GRTV – Você acha que Robert McKee tem razão ao atribuir aos roteiristas nacionais essa situação de descaso? (Ivana Rowena)
Em grande parte o McKee tem razão. Os autores-roteiristas brasileiros têm pouca consciência profissional, pouca organização e quase nenhuma disposição de luta. É uma lástima.
GRTV – Qual a maior ou principal diferença em escrever na Record e na Globo? (Daniel Lemes Cury, roteirista)
Vou responder ao estilo do Lula. Na Globo, você entra no jogo ganhando de 4×1. Se tomar um gol, é uma besta. Na Record, você entra perdendo de 4×1. Se fizer um ou dois gols já é herói.
Agora, sem brincadeira. Por um lado, na Record há mais liberdade de experimentar. Já a Globo te oferece mais recursos e infinitamente mais mídia.
GRTV – O casal principal, Joca e Arminda, de Ribeirão, foi pensado no sentido de causar rupturas com o modelo de casal protagonista de novela? Como se deve lidar com a tentativa de mudar a novela e, ao mesmo tempo, agradar ao público conservador que, de certa forma, se assusta com novidades muito bruscas? (Daniel Lemes Cury)
Em alguma pergunta aí atrás, eu já respondi em parte a sua pergunta. A novela tem que forçosamente trabalhar com a identificação do público com os personagens. O que eu tento fazer é criar algumas identificações problemáticas, como a Arminda, que tem características vilanescas, ao mesmo tempo que é a mocinha da história. De certa forma, também faço isso com a Filomena. Embora seja uma heroína romântica, ela simplesmente compra o amado, tirando-o assim da rival. É uma construção de personagem complicada, que pode não funcionar.
É mais ou menos assim que tento lidar com a questão que você colocou.
GRTV – Em que pé está o roteiro do filme A Lei e o Crime? Você acredita que a Record ainda poderá produzir filmes em grande escala, como a Globo? (Daniel Lemes Cury)
O roteiro do filme A Lei e o Crime já está no segundo tratamento. Devo esclarecer que não será uma produção da Record, mas sim de uma produtora independente. A Record entra de forma semelhante à da Globo nos filmes que apoia. Acredito que muitos filmes serão produzidos nesse esquema.

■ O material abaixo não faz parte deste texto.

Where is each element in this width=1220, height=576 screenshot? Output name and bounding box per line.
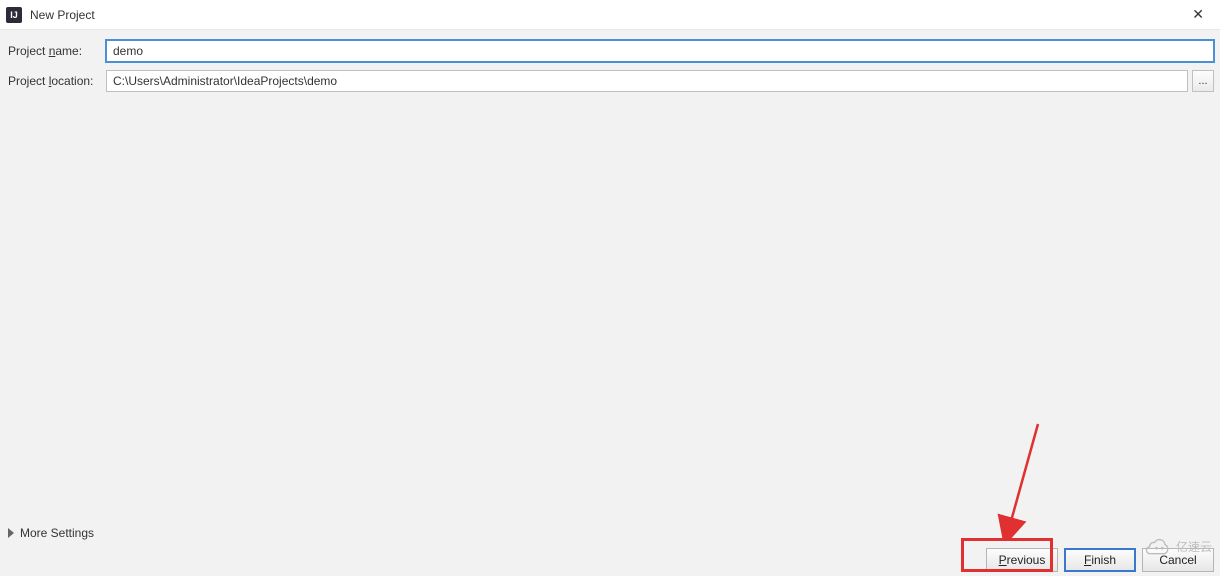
button-accel: P	[999, 553, 1007, 567]
watermark: 亿速云	[1144, 536, 1212, 556]
app-icon: IJ	[6, 7, 22, 23]
more-settings-toggle[interactable]: More Settings	[8, 526, 94, 540]
cloud-icon	[1144, 536, 1172, 556]
project-location-row: Project location: ...	[6, 70, 1214, 92]
label-text: Project	[8, 44, 49, 58]
label-text: ame:	[55, 44, 82, 58]
finish-button[interactable]: Finish	[1064, 548, 1136, 572]
button-text: inish	[1091, 553, 1116, 567]
browse-button[interactable]: ...	[1192, 70, 1214, 92]
chevron-right-icon	[8, 528, 14, 538]
titlebar: IJ New Project ✕	[0, 0, 1220, 30]
project-location-label: Project location:	[6, 74, 106, 88]
more-settings-label: More Settings	[20, 526, 94, 540]
project-name-input[interactable]	[106, 40, 1214, 62]
previous-button[interactable]: Previous	[986, 548, 1058, 572]
annotation-arrow-icon	[990, 420, 1050, 540]
button-accel: F	[1084, 553, 1091, 567]
label-text: Project	[8, 74, 49, 88]
project-location-input[interactable]	[106, 70, 1188, 92]
window-title: New Project	[30, 8, 95, 22]
project-name-row: Project name:	[6, 40, 1214, 62]
form-area: Project name: Project location: ...	[0, 30, 1220, 92]
project-name-label: Project name:	[6, 44, 106, 58]
close-icon[interactable]: ✕	[1186, 4, 1210, 25]
label-text: ocation:	[51, 74, 93, 88]
watermark-text: 亿速云	[1176, 538, 1212, 555]
button-text: revious	[1007, 553, 1046, 567]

GRTV – Após tantos anos de experiência, os ganchos que prendem a atenção do telespectador para o próximo bloco e o próximo capítulo surgem naturalmente? (Daniel Lemes Cury)
Eu não acredito muito no efeito dos ganchos. Na Record há uma dificuldade adicional em colocá-los nos capítulos, porque o momento da inserção dos comerciais e o tempo dos capítulos variam muito. Então, eu nem me preocupo mais em botar ganchos, ou melhor, procuro fazer com que todas as cenas tenham algum gancho.

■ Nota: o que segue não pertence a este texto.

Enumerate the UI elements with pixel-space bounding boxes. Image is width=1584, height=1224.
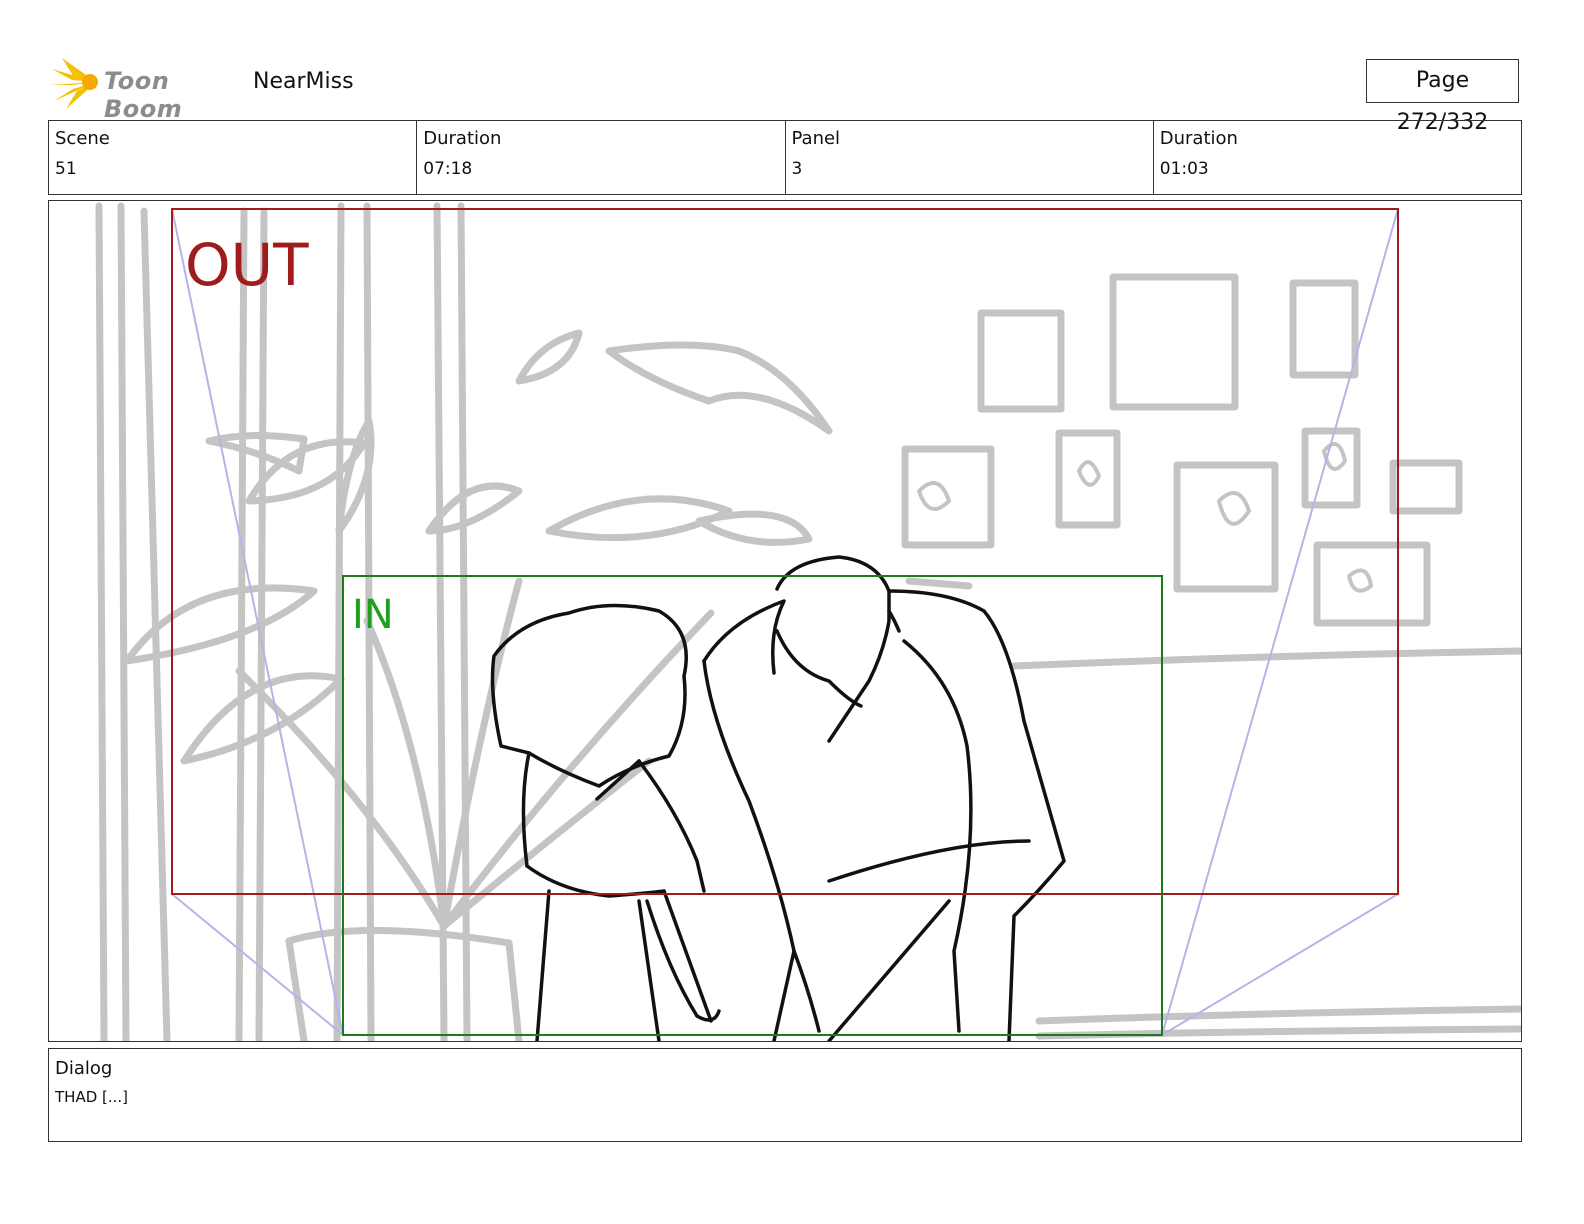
scene-value: 51: [55, 159, 77, 179]
storyboard-panel: OUT IN: [48, 200, 1522, 1042]
panel-cell: Panel 3: [786, 121, 1154, 194]
out-label: OUT: [185, 231, 309, 299]
background-sketch: [95, 202, 1521, 1041]
dialog-label: Dialog: [55, 1058, 113, 1079]
starburst-icon: [50, 58, 98, 109]
panel-duration-value: 01:03: [1159, 159, 1209, 179]
dialog-text: THAD [...]: [55, 1088, 129, 1106]
scene-label: Scene: [55, 128, 110, 149]
dialog-box: Dialog THAD [...]: [48, 1048, 1522, 1142]
character-sketch: [490, 555, 1066, 1041]
panel-label: Panel: [791, 128, 841, 149]
scene-info-table: Scene 51 Duration 07:18 Panel 3 Duration…: [48, 120, 1522, 195]
logo-text: Toon Boom: [104, 67, 183, 123]
out-frame: [171, 208, 1399, 895]
scene-cell: Scene 51: [49, 121, 418, 194]
page-number: Page 272/332: [1366, 59, 1519, 135]
panel-duration-label: Duration: [1159, 128, 1238, 149]
toon-boom-logo: Toon Boom: [50, 55, 246, 123]
panel-drawing: OUT IN: [95, 202, 1521, 1041]
scene-duration-cell: Duration 07:18: [417, 121, 786, 194]
scene-duration-label: Duration: [423, 128, 502, 149]
page-header: Toon Boom NearMiss Page 272/332: [50, 55, 1540, 135]
panel-value: 3: [791, 159, 803, 179]
project-title: NearMiss: [253, 69, 354, 94]
scene-duration-value: 07:18: [423, 159, 473, 179]
panel-duration-cell: Duration 01:03: [1154, 121, 1521, 194]
in-label: IN: [352, 592, 394, 638]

GRTV – Como surgiu a ideia de Ribeirão do Tempo? Você acredita que a ironia e a representação da cidade como uma “amostra do Brasil” estão sendo entendidas pelo público? (Daniel Lemes Cury)
A ironia é sempre difícil e perigosa. Eu tinha consciência disso quando me meti nessa empreitada. Mas agora, já passado o meio da novela, acredito que pelo menos uma boa parte do público entrou na minha e está se divertindo com o distanciamento que a ironia proporciona. Vamos ver daqui para o final.